Overall, the post offers a thoughtful analysis of the DevOps landscape, past, present, and future. The following post explain How Learning Devops Course helpful for Automation Engineer.
Whenever I hear DevOps I can't help but feel that it's a term invented by managers to reduce the number of people required to build and run software. No need for operations people if the devs run it themselves! It puts more pressure on the developers and even further increases the required skill set. Just look at the job offerings out there - the required skills read like the companies are looking for entire IT departments, not individual people. Yeah sure I can create a docker image that runs my program, deploy it on the cloud and fine-tune it, but do I want to spend my time doing that? Does the company want to pay a senior dev salary for me to do this? I don't know... I still feel that dev and ops are fundamentally different skill sets that should be done by different people.

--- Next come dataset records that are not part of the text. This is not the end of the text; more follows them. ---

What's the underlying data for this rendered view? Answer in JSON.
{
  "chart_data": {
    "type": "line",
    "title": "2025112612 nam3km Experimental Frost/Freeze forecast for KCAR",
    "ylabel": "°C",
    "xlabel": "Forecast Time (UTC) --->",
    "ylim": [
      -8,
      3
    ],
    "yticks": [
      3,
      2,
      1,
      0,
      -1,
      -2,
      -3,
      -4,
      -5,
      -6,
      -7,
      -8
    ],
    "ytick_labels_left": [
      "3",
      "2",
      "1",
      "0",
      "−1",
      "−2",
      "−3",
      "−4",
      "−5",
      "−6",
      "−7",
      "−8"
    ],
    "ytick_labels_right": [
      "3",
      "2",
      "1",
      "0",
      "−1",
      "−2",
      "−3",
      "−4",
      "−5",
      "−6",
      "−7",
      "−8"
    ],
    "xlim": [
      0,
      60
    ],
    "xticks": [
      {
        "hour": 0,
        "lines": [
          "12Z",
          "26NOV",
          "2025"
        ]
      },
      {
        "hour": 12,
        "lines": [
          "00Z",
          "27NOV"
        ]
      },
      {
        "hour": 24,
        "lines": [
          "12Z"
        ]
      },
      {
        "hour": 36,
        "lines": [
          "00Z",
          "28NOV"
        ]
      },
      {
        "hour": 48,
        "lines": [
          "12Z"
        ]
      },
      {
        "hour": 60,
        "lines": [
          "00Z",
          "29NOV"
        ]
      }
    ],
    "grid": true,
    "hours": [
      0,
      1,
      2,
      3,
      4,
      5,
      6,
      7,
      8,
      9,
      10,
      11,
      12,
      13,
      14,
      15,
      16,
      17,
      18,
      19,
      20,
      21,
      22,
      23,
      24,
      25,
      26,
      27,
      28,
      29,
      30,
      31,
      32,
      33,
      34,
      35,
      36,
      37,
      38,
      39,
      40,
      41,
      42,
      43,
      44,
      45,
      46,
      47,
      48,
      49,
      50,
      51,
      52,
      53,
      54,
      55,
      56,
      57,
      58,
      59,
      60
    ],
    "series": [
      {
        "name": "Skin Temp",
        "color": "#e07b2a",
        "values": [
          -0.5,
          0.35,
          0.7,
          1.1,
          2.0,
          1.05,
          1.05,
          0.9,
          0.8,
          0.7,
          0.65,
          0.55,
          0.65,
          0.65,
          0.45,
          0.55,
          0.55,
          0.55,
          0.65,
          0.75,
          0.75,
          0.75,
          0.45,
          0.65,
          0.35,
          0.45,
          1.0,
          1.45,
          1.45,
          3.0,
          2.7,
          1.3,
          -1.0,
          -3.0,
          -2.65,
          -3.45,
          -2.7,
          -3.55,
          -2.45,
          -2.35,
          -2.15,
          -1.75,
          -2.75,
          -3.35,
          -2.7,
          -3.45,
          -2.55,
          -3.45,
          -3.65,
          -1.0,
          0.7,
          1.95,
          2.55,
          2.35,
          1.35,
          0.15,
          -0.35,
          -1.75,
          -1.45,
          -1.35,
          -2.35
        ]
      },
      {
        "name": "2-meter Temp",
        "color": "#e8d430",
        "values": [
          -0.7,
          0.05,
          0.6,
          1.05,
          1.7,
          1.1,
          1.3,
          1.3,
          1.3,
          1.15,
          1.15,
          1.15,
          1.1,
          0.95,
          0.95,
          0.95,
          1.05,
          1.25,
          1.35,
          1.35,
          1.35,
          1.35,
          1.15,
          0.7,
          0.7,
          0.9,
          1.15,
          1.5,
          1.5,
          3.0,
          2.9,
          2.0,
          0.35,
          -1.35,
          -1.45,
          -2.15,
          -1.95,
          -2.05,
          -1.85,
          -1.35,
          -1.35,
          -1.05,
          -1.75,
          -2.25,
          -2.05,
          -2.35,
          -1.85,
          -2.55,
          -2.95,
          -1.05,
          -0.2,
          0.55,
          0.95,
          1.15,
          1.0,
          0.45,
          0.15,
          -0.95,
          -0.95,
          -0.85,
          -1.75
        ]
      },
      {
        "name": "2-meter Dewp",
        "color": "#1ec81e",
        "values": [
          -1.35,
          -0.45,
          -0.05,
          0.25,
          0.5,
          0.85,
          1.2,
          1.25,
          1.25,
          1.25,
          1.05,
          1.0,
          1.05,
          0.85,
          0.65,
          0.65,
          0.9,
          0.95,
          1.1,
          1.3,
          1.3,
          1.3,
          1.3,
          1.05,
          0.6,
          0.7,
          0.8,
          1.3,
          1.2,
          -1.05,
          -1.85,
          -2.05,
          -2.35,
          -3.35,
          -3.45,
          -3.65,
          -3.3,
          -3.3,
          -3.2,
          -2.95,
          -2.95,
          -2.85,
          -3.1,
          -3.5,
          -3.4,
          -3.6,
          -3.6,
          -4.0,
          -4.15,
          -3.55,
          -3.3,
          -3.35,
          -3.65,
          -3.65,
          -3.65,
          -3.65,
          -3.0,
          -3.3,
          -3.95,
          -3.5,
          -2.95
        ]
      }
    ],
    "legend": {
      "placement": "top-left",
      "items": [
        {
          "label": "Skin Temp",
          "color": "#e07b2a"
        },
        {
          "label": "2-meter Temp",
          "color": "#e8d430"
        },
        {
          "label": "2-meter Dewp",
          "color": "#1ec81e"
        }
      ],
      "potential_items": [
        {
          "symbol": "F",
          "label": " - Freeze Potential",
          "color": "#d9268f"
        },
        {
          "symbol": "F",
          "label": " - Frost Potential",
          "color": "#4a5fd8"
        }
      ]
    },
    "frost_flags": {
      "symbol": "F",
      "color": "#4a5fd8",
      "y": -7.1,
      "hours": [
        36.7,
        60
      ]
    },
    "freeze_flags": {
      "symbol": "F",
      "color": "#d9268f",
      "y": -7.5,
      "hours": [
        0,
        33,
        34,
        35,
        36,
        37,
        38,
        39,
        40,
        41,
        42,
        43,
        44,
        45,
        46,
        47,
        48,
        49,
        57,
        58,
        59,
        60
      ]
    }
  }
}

I recently found much useful information on your website, especially this blog page. Among the lots of comments on your articles. Thanks for sharing.
10th Pass Scholarship
RIT
In the control systems world this is called Systems Integrator
Loved reading this
Well-documented
People wants to be Google, Facebook user. Not work for Google, Facebook user.
Good read. I'm just curious how you got your data bec you got it spot on! You got me with the 3D Printer and Glue reference. Great work Jake! 👏
Research-wise, I consume a good amount of DevOps related blogs and podcasts.
To be honest the main idea for the blog post came from this Arrested DevOps podcast episode I listened to a few months ago: arresteddevops.com/the-new-devops/
Interacting and learning from people's experiences on Reddit I find super valuable also.